%+
% Name:
% deltoclk_spec_2.0.tex
%
% History:
% 2011 Jun 03, created (v1.0), Glenn E. Allen
% 2011 Jun 09, removed mention of acis_format_events; added the
% exposure-statistics file to the list of input files; added the
% parameter minnumframes; added the definition of a valid frame; added a
% description of what to do if frames are missing; added a definition of
% median for even and odd numbers of elements; added the section "TBD"
% (v1.1), GEA
% 2011 Jun 12, added the package epsfig; added Figures 1, 2, and 3 (v1.2),
% GEA
% 2011 Jun 17, tried to clarify the conditions in equations 2-5; added
% a figure of examples of anomalous DELTOCLKs (v1.3), GEA
% 2011 Nov 15, changed frame k to frame k+1 following a discussion with
% Peter; use the median instead of the actual value of OVRCLOCK to
% compute PHAS for frames with anomalous values of OVRCLOCK (v1.4), GEA
% 2012 Apr 01, pipeline only, switched OVRCLOCK to DELTOCLK, added
% parameter exrfile, added adjustment to event island, added adjustment
% to OVRCLOCK, added GRADED mode, added caveat about response tools
% (v2.0), GEA
%-
\documentclass{article}
\usepackage{cxo-memo-logo}
\usepackage{epsfig}
\usepackage{gea}
\usepackage{pstricks}
\newrgbcolor{red}{1 0 0}
\renewcommand{\thefootnote}{\fnsymbol{footnote}}
\begin{document}
% 1. Header
\memobasic{
Jonathan McDowell, SDS Group Leader }{
Glenn E.\ Allen, SDS }{
\tt DELTOCLK spec }{
2.0 }{
http://space.mit.edu/CXC/docs/docs.html\#deltoclk }{
/nfs/cxc/h2/gea/sds/docs/memos/deltoclk\_spec\_2.0.tex }
\vspace{1.0\baselineskip}
\noindent
%
Since this version of the spec differs substantially from Rev.\ 1.4, the
changes are not highlighted in red.
% 2. Description
\section{ Description }
Infrequently, the values of {\tt DELTOCLK} in exposure-records files are
anomalously high or anomalously low for a particular frame of a particular
node. As a result the bias- and {\tt DELTOCLK}-adjusted pulse-height data
is inaccurate. Recall that
%
\begin{equation}
{\tt PHAS}[i,j]_{k}
=
{\tt RAW\_PHAS}[i,j]_{k} -
{\tt BIAS}[i,j] -
{\tt DELTOCLK}_{k-1},
\end{equation}
%
where ${\tt PHAS}[i,j]_{k}$ is the adjusted pulse height for pixel $[i,j]$
of an event island in frame $k$, ${\tt RAW\_PHAS}[i,j]_{k}$ is the
unadjusted pulse height, ${\tt BIAS}[i,j]$ is the bias value of the pixel,
and ${\tt DELTOCLK}_{k-1}$ is the value of {\tt DELTOCLK} for the
corresponding node in the preceding frame. %, which may or may not be the
% preceding row.
This memo describes an algorithm to identify anomalous values of {\tt
DELTOCLK}. The identification process accommodates the following features.

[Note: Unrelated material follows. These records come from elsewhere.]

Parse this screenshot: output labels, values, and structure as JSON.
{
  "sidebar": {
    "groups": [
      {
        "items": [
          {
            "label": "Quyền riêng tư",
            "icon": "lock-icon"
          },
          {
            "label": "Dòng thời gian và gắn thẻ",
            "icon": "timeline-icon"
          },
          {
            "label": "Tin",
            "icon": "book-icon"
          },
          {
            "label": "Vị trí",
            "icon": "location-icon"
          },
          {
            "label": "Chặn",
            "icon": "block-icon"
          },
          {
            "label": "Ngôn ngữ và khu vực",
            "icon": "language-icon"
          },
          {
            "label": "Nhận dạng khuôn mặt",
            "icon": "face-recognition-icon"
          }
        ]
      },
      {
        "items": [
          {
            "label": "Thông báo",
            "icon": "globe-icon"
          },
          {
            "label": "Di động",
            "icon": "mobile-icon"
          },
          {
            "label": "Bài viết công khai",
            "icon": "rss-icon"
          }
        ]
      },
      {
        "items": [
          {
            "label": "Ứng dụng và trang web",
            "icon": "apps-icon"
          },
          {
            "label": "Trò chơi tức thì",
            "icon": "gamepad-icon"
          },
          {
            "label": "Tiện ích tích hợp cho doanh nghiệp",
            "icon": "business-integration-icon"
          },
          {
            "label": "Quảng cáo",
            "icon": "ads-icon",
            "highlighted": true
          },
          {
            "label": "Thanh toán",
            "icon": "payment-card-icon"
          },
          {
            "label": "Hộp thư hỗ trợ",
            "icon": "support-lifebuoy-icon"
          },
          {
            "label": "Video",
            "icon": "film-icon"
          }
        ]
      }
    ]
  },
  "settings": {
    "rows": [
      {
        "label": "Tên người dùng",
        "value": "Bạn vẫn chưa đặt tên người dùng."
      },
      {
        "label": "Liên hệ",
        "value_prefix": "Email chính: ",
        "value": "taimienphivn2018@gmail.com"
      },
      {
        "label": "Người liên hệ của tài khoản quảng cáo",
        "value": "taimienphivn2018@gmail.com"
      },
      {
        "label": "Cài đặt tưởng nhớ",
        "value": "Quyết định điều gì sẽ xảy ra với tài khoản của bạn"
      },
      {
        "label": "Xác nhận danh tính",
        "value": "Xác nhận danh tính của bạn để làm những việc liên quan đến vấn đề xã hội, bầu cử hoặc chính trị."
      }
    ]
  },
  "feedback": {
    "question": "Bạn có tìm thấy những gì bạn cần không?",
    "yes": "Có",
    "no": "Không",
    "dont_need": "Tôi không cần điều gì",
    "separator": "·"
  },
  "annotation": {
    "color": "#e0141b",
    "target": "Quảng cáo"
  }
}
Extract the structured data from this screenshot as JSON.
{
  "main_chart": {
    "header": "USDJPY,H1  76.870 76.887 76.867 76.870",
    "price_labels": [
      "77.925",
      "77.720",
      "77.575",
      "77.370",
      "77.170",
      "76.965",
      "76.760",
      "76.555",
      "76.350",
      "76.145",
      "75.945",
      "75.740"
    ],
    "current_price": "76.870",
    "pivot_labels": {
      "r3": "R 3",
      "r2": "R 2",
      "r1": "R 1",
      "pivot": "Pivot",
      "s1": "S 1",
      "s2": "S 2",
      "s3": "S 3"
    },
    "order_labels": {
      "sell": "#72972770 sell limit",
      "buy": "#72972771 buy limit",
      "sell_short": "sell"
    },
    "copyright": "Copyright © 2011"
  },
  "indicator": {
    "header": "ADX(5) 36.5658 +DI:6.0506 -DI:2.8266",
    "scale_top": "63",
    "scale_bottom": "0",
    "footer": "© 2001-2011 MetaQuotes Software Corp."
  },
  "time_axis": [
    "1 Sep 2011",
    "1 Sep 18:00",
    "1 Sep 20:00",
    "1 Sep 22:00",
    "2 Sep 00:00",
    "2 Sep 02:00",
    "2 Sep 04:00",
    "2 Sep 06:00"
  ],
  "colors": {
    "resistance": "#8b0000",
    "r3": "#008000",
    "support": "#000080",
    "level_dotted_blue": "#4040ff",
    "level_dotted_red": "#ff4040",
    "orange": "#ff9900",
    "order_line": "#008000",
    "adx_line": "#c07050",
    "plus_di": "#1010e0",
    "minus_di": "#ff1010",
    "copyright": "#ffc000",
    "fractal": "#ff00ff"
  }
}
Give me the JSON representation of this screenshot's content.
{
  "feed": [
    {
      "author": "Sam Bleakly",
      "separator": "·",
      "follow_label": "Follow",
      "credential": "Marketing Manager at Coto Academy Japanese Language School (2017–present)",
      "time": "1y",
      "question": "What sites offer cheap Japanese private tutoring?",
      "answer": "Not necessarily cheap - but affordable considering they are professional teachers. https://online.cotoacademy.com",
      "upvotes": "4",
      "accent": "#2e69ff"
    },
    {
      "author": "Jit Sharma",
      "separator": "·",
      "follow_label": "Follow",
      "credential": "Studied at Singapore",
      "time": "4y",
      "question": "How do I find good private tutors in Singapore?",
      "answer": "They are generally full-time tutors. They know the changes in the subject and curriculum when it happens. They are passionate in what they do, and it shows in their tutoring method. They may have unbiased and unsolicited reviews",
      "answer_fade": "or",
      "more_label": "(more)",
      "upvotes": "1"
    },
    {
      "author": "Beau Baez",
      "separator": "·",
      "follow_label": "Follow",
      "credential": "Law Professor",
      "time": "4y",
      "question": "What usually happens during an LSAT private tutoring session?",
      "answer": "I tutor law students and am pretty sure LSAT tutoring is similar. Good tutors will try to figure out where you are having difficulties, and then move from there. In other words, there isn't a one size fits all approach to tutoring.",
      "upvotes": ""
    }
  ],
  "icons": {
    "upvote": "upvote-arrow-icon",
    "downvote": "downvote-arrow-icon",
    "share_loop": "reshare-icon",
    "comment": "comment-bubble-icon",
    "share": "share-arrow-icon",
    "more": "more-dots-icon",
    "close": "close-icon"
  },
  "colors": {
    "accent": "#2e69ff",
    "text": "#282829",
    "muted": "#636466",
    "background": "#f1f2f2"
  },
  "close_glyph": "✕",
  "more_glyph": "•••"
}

The initial values of {\tt DELTOCLK} are typical invalid (\ie\ 4095). There
can be steep positive or negative gradient in the values of {\tt DELTOCLK}
at the beginning of an observation until the temperature of a detector
stabilizes. Small scale, periodic variations occur in some of the data. One
feature that is not handled by the algorithm, at least using the default
parameter settings, is the case when there is a large number of frames
between consecutive values of {\tt DELTOCLK} (``frame gaps''). An
examination of the data suggests that such cases are rare and that the
sparsely sampled values of {\tt DELTOCLK} are not anomalous. The
well-sampled data immediately preceding and following a gap is handled well.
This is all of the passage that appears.